Ainsi, selon Manuel Valls, l’islam serait « une part de notre identité » ! (Bourdin direct, 09 décembre 2016)
Admettons. Mais de quelle identité s’agit-il ? Le mot aurait pour le moins mérité d’être précisé. Cela n’a pas été fait, ce qui pourrait dénoter un certain flou conceptuel, voire peut-être une volonté politicienne de tromper.
Cependant, Valls étant un républicain orthodoxe, il paraît évident que l’identité en question ne peut être dans son esprit que l’identité qui fait la « France » et la République, une identité non discriminante et commune à tous les « Français » (« notre identité » !), c’est-à-dire, pour parler religion comme Valls, une identité commune aux chrétiens, aux musulmans, aux juifs, aux animistes, aux hindouistes, aux bouddhistes, aux taoïstes, aux rastafariens, aux shintoïstes, aux sikhs, aux zoroastriens, aux candomblés, aux adeptes du culte vaudou… qui composent harmonieusement le peuple « français » selon la République.
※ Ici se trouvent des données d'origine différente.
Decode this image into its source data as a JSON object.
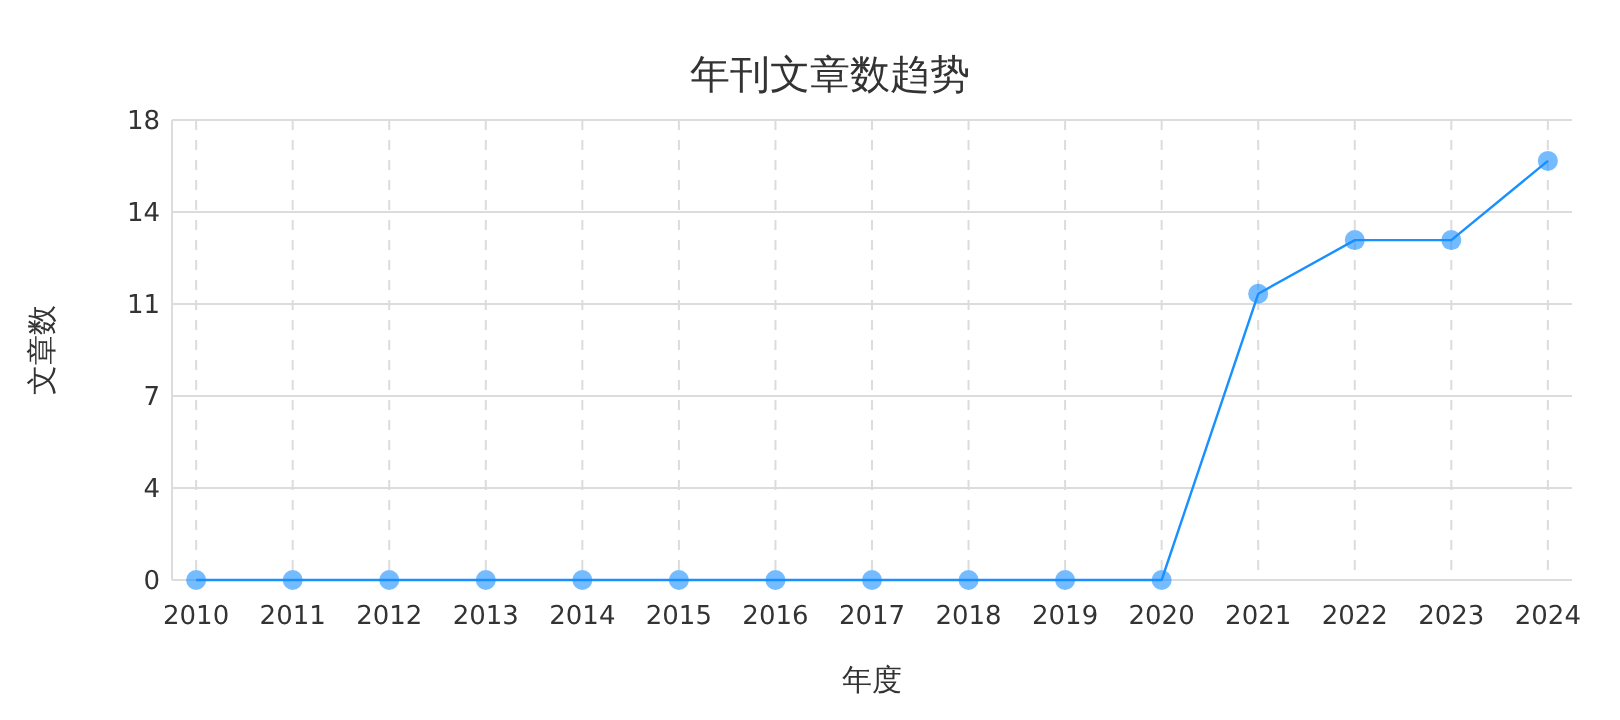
{
  "chart_data": {
    "type": "line",
    "title": "年刊文章数趋势",
    "xlabel": "年度",
    "ylabel": "文章数",
    "categories": [
      "2010",
      "2011",
      "2012",
      "2013",
      "2014",
      "2015",
      "2016",
      "2017",
      "2018",
      "2019",
      "2020",
      "2021",
      "2022",
      "2023",
      "2024"
    ],
    "series": [
      {
        "color": "#1890ff",
        "values": [
          0,
          0,
          0,
          0,
          0,
          0,
          0,
          0,
          0,
          0,
          0,
          11.2,
          13.3,
          13.3,
          16.4
        ]
      }
    ],
    "ylim": [
      0,
      18
    ],
    "yticks": [
      0,
      {
        "value": 3.6,
        "label": "4"
      },
      {
        "value": 7.2,
        "label": "7"
      },
      {
        "value": 10.8,
        "label": "11"
      },
      {
        "value": 14.4,
        "label": "14"
      },
      18
    ],
    "grid": true,
    "marker": "circle",
    "line_style": "solid"
  }
}
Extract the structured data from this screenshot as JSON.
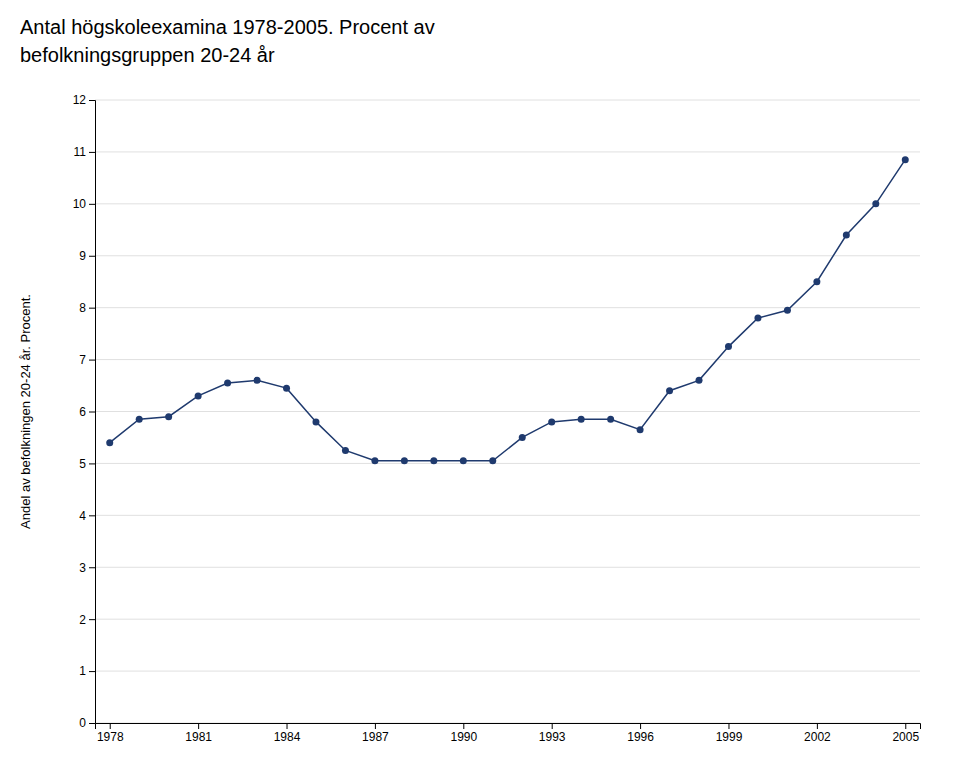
{
  "chart_data": {
    "type": "line",
    "title": "Antal högskoleexamina 1978-2005. Procent av",
    "subtitle": "befolkningsgruppen 20-24 år",
    "y_label": "Andel av befolkningen 20-24 år. Procent.",
    "x": [
      1978,
      1979,
      1980,
      1981,
      1982,
      1983,
      1984,
      1985,
      1986,
      1987,
      1988,
      1989,
      1990,
      1991,
      1992,
      1993,
      1994,
      1995,
      1996,
      1997,
      1998,
      1999,
      2000,
      2001,
      2002,
      2003,
      2004,
      2005
    ],
    "values": [
      5.4,
      5.85,
      5.9,
      6.3,
      6.55,
      6.6,
      6.45,
      5.8,
      5.25,
      5.05,
      5.05,
      5.05,
      5.05,
      5.05,
      5.5,
      5.8,
      5.85,
      5.85,
      5.65,
      6.4,
      6.6,
      7.25,
      7.8,
      7.95,
      8.5,
      9.4,
      10.0,
      10.85
    ],
    "color": "#1f3a6e",
    "marker": "circle",
    "xlim": [
      1977.5,
      2005.5
    ],
    "xticks": [
      1978,
      1981,
      1984,
      1987,
      1990,
      1993,
      1996,
      1999,
      2002,
      2005
    ],
    "ylim": [
      0,
      12
    ],
    "yticks": [
      0,
      1,
      2,
      3,
      4,
      5,
      6,
      7,
      8,
      9,
      10,
      11,
      12
    ],
    "grid": true
  }
}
Et cette identité universelle qui, par delà la diversité colorée, est celle de l’Homme (avec une majuscule, s’il vous plaît), prend corps à travers les valeurs et les principes universels d’une République compatible avec tous les hommes et toutes les religions.
Fort bien, mais faut-il rappeler ici que, si le modèle identitaire républicain est universel (selon sa mythologie) et en capacité de faire « vivre ensemble » des hommes de toutes les origines, l’islam est pour sa part spécifique aux seuls musulmans ? Or le spécifique (« qui appartient en propre à une chose » dit le Larousse) est incompatible avec l’universel (« qui embrasse la totalité des choses », dit la même source). Par définition, ce qui singularise, comme la religion musulmane, ne peut être commun à tous. Et inversement, ce qui est commun, la bipédie par exemple ou les droits de l’homme selon la République, ne peut caractériser un groupe en particulier. Rien ne peut donc relever à la fois du spécifique et de l’universel, et l’islam, sauf à verser dans l’absurde, ne peut appartenir à une « identité » qui serait partagée par l’ensemble du peuple « français », juifs, chrétiens, polythéistes et hindouistes compris. Autrement dit, pour un républicain cohérent : l’islam ne peut pas être une part de « notre identité » commune.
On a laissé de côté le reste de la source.